Clinical Negligence Payouts Soar
During the financial year 2017/18, NHS compensation payments to claimants rose to some £1.63 billion. This upward trend looks destined to continue, at least in the short term, according to NHS Resolution’s annual report. The organisation handles legal claims against National Health Service care providers in the event of negligence cases.
Similarly, The Pulse reported expectations of an increase in legal damages to £2.3 billion per annum. Although the overall number of clinical compensation cases had stabilised or reduced, according to the leading publication for UK general practitioners, a rise in the mean amount claimed meant that the total claimed actually rose. Astonishingly, one award reached £21 million.
Concerned experts blamed these increases on the Personal Injury Discount rate (PIDR), a judicial rate of interest set by the Lord Chancellor and the Exchequer. In February 2018, Chancellor Philip Hammond announced its most recent adjustment. Insurance companies use the discount rate to calculate future income projections for lost earnings compensation. In other words, it is a percentage used to calculate the interest income that serious injury claimants can expect from investing their damages awards. To simplify the arithmetic, a lower rate places upward pressure on the sums awarded to claimants in clinical negligence cases, because the claim amounts have to be high enough to provide monthly income to meet living expenses, medical needs, ongoing care and other costs.

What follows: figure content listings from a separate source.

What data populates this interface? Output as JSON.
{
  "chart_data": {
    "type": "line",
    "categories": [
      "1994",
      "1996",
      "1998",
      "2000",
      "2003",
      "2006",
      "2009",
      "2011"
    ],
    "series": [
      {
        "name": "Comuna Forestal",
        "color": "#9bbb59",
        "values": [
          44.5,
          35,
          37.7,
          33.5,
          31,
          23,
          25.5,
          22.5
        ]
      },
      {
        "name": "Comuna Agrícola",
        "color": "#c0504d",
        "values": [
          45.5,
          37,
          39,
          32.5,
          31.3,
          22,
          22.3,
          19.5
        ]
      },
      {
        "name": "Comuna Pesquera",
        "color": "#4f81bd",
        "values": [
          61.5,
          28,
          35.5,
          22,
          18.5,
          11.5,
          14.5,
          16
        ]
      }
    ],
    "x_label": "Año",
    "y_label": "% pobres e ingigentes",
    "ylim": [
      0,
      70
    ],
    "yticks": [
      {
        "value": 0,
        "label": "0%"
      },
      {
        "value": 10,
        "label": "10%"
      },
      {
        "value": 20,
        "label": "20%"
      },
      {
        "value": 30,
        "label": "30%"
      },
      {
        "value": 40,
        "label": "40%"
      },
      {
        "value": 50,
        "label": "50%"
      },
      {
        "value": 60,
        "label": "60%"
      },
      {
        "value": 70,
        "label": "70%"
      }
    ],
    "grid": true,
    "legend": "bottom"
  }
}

Grouped together, emergency medicine and orthopaedic claims accounted for approximately a quarter of the year’s total actions. In 2017/18, 1,395 new casualty (Accident and Emergency) cases against the NHS represented an almost breathtaking increase of around 88 per cent in comparison to the previous year’s figures. In the same period, orthopaedic surgical patients filed an aggregate of 1,281 new claims. Correspondingly, financial provision for future indemnity payouts rose by £12 billion, from £65 billion to £77 billion.
On the positive side, there was a minor reduction in claimant legal costs of just under £32 million. Also, nearly seven in ten claims reached an agreement without court proceedings. Notably, only a tiny minority (of less than 1 per cent) proceeded to a full trial. Of this latter fraction, most judgements favoured the NHS, according to information published by the National Health Executive.
Expert Views: Civil Liability and the Future
Emma Hallinan, legal director of the Medical Protection Society, welcomed the small reduction in the number of new claims filed. However, she expressed concern at the escalation in overall costs, quoting statistical findings that of the £520 million increase in costs experienced during the last fiscal year, more than £404 million (nearly four-fifths of the total) was due to the change in the PIDR.
Likewise, Dr Christine Tomkins, Chief Executive of the Medical Defence Union, commented that in her opinion, clinical claims payouts were spiralling out of control. Although she viewed compensation for medical negligence as being reasonable in principle, Dr Tomkins stressed the importance of striking a balance between victims’ needs and insurers’ ability to pay. Moreover, she considered that legal reform was necessary.
To this end, a new Civil Liability Bill will change the underlying structure of the PIDR to more closely reflect rates of return from what a Ministry of Justice spokesperson portrayed as the general public’s preference for low-risk investments, instead of very low-risk investments. Such a change would bring a marginally higher rate of interest into the equation than the current figure. In turn, financial awards would tend to moderate, instead of continuing at the current levels which some commentators see as somewhat inflated.